Some of Mr Ivanov's message might reassure those watching Russia's regained assertiveness with apprehension. "In absolutely any scenario for Russia's development, we will not enter into another cold war. We stepped on that rake once," he says, "and will not repeat our mistake ever again." If Russia is modernising its military, while spending a fraction of what the Soviet Union spent - or what the US spends today - this is targeted not at the west but at potential threats from neighbours that include North Korea and Iran.

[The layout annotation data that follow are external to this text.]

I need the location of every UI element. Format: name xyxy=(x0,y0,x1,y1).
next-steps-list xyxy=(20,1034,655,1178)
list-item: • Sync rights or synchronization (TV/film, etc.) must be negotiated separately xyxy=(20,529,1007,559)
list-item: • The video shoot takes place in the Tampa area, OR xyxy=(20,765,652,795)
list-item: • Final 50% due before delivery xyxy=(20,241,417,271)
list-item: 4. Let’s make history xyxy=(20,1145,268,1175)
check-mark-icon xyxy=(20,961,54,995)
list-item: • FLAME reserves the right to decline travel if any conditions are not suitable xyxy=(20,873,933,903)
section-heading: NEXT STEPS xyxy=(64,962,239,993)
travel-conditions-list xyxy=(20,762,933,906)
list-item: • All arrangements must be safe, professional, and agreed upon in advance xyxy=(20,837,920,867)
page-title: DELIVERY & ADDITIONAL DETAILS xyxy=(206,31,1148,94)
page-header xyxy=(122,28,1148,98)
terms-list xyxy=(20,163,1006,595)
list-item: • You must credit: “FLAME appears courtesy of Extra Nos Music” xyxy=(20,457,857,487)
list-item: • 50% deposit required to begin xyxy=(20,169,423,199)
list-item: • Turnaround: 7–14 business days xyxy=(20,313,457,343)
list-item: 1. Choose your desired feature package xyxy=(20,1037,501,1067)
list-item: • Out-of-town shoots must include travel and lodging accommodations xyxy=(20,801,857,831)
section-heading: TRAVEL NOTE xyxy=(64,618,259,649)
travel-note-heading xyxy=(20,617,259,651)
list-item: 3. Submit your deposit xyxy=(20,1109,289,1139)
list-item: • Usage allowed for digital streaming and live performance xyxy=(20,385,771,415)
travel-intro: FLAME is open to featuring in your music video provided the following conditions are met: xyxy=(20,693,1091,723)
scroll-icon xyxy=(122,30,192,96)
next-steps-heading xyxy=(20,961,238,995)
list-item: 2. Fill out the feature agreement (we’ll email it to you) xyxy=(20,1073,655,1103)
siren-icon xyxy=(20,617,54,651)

But he insists that comments by military commanders apparently linking Russian desire to withdraw from the 1987 Intermediate-range Nuclear Forces treaty with the US plans have been misinterpreted. The treaty banned US and Soviet medium-range weapons. Moscow is questioning it, he says, only because other states - "North Korea, China, Pakistan, Iran, Israel, all of them close to us" - now have medium-range missiles. In the new environment, it does not make sense for only the US and Russia to be denied these weapons. "We are not going to break our necks producing them or, still less, aiming them at Europe," says Mr Ivanov. "We have - I underline - other problems and other threats."

Foreign-funded attempts to destabilise Russia in the approach to next year's presidential election could happen, he adds. But the man who may yet be frontrunner is unperturbed. "There could be attempts, or the desire to do so. But nothing will come of this. The economic and political situation today is very stable. This will be money thrown into the wind."